Fixing Android Animation Jank with Perfetto & Macrobenchmark

2025-10-26 by Nikolay Vlasov

When the UI starts to lag, you can't find the cause with a simple glance—you need powerful tools. In this article, we'll show you how to use the professional arsenal of an Android developer—Macrobenchmark and Perfetto—to hunt down "janky frames" in a view animation. You'll go through the entire process from measuring the problem to solving it and see how data analysis transforms a lagging interface into a perfectly smooth one.

Hello! In my previous article, we integrated LeakCanary to catch memory leaks, using a ShimmerView as our test subject. This component did its job perfectly, but on some devices, I started noticing animation stutters—the very "janky frames" that ruin the user experience.

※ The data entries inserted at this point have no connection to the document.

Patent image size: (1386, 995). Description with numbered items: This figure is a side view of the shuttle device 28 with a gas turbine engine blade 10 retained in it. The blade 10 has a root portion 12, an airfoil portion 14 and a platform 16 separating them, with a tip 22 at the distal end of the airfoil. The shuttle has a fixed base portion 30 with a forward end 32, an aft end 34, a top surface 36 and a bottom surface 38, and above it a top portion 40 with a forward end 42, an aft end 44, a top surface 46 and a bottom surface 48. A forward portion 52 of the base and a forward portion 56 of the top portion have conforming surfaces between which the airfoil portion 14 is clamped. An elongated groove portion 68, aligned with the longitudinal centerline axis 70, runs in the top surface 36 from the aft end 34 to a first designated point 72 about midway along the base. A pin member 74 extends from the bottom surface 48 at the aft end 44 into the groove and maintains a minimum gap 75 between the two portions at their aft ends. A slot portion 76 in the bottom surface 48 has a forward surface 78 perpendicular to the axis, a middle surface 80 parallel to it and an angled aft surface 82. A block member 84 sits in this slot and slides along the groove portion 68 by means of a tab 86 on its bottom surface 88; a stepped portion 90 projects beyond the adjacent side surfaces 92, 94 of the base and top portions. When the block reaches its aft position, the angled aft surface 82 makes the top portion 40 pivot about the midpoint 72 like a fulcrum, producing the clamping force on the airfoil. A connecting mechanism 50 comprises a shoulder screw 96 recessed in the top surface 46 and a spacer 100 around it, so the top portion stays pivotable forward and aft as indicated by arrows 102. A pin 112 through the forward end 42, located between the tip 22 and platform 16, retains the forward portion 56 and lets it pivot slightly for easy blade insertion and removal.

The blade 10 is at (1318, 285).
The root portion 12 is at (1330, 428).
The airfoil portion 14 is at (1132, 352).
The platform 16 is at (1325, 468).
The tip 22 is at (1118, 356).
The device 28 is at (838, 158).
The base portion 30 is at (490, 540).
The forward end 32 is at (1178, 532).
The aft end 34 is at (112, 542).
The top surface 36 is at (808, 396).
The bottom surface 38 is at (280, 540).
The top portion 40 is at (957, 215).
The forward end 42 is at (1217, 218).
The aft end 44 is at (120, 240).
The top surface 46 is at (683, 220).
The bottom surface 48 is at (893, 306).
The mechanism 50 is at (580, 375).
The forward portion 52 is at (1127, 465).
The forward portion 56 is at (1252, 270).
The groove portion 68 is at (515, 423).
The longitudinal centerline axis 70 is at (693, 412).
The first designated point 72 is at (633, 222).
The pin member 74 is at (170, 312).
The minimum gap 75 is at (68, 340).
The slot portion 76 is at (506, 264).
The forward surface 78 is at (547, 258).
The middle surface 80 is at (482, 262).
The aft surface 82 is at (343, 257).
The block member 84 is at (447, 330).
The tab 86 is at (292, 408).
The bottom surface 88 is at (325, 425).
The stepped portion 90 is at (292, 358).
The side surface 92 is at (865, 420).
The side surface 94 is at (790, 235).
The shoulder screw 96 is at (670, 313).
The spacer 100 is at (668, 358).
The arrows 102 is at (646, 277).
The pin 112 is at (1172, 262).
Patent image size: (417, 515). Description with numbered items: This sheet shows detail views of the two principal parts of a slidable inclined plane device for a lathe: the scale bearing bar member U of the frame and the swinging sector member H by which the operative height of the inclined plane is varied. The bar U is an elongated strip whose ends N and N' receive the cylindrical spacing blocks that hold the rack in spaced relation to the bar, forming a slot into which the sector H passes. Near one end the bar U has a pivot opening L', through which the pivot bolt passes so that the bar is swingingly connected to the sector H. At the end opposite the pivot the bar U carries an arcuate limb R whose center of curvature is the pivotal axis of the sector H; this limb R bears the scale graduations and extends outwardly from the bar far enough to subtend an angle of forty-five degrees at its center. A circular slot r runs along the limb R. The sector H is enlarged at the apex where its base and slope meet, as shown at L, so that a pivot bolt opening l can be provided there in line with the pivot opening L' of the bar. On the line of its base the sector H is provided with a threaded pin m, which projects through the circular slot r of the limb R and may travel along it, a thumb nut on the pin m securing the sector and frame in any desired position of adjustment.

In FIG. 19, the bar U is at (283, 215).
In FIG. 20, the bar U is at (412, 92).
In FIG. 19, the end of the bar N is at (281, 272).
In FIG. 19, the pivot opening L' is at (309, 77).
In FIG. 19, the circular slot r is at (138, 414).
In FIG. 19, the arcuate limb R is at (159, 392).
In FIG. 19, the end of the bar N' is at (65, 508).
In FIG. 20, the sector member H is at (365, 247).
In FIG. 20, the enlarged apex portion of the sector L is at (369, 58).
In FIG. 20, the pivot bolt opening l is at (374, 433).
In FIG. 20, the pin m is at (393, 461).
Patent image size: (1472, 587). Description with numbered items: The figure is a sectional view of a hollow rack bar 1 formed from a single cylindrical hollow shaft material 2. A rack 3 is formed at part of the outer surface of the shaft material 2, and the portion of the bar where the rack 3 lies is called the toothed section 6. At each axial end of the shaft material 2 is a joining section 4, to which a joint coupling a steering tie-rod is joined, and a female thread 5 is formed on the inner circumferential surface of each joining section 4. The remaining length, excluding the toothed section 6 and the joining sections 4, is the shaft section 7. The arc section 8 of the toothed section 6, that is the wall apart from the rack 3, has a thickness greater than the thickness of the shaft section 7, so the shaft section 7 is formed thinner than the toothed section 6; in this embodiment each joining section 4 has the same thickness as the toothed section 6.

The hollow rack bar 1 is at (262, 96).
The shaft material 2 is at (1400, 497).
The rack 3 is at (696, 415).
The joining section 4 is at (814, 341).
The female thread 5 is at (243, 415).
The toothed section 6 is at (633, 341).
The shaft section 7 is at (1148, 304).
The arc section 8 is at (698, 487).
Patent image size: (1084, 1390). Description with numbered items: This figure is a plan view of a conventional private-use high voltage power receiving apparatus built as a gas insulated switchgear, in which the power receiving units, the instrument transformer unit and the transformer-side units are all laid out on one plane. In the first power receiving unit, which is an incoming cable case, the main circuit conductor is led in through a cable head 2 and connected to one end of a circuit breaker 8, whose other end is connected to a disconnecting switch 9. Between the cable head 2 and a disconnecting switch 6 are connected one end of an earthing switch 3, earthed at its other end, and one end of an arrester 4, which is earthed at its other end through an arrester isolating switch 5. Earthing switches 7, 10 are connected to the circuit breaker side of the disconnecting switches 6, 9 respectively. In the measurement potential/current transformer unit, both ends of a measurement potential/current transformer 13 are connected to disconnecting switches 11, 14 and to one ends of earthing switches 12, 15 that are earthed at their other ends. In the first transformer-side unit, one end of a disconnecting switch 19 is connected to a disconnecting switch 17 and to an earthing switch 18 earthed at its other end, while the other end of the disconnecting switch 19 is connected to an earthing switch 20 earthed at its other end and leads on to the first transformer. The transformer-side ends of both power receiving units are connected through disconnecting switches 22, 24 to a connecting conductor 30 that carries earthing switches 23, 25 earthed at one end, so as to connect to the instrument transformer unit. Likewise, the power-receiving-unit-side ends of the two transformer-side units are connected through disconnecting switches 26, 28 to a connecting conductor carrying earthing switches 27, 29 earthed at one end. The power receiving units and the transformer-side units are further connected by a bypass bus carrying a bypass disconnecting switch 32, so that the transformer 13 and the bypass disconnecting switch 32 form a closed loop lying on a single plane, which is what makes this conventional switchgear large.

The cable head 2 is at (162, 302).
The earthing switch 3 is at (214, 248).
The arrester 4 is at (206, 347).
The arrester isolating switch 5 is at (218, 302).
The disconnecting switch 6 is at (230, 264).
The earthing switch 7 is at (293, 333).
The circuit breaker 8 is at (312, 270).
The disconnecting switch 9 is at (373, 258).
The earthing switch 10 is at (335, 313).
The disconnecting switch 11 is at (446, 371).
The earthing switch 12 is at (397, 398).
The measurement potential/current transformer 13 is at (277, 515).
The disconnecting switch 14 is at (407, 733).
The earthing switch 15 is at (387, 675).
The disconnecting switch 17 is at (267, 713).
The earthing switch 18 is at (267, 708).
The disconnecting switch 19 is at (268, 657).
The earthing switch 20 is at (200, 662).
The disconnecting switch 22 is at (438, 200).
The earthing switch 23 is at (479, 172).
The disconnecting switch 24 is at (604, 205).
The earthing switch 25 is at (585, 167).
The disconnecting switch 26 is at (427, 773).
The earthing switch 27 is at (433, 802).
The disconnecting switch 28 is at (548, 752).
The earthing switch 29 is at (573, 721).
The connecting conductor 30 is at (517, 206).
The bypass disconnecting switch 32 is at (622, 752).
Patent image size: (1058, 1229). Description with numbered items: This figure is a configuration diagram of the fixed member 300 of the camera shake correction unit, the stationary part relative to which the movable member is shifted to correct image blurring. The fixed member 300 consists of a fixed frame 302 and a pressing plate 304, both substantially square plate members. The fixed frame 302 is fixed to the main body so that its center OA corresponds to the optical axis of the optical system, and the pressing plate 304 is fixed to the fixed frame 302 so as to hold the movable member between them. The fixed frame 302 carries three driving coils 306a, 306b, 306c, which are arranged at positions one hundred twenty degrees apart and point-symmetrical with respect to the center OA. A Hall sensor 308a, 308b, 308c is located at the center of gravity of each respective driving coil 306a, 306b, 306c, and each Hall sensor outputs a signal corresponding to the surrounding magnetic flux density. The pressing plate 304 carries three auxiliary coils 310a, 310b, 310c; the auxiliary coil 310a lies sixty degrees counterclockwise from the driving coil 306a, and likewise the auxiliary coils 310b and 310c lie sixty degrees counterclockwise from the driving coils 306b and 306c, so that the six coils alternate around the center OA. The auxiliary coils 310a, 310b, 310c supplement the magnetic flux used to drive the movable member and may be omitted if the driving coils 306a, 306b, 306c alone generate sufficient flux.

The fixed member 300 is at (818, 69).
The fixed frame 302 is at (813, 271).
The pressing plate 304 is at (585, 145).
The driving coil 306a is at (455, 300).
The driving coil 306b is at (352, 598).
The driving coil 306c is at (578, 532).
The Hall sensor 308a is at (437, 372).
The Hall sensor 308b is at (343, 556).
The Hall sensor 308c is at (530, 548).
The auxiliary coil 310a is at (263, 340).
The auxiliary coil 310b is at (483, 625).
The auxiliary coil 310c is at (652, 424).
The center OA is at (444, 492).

Just looking at a laggy UI is not our way. As engineers, we must approach the problem systematically: measure, analyze, find the cause, and fix it, then measure again to confirm our success.

In this article, I will show the entire process of investigating the performance of ShimmerView:

Writing a Macrobenchmark to get objective and reproducible performance metrics.
Analyzing traces in the Perfetto UI using SQL queries to find the bottleneck.
Formulating and testing a hypothesis about the cause of the FPS drops.
Implementing an optimization based on the data obtained.
Verifying the result and summarizing the findings.

Chapter 1: Measuring the Problem with Macrobenchmark

To understand how bad things are, we need concrete numbers. The ideal tool for this is Android Macrobenchmark. It allows us to run UI scenarios on real devices and collect performance metrics, such as FrameTimingMetric, which tracks the render time of each frame.

In a perfect world, to get a complete performance picture, tests should be run on a wide range of devices: from budget models to flagships. This helps to understand how the application behaves with different processor powers, RAM sizes, and screen resolutions.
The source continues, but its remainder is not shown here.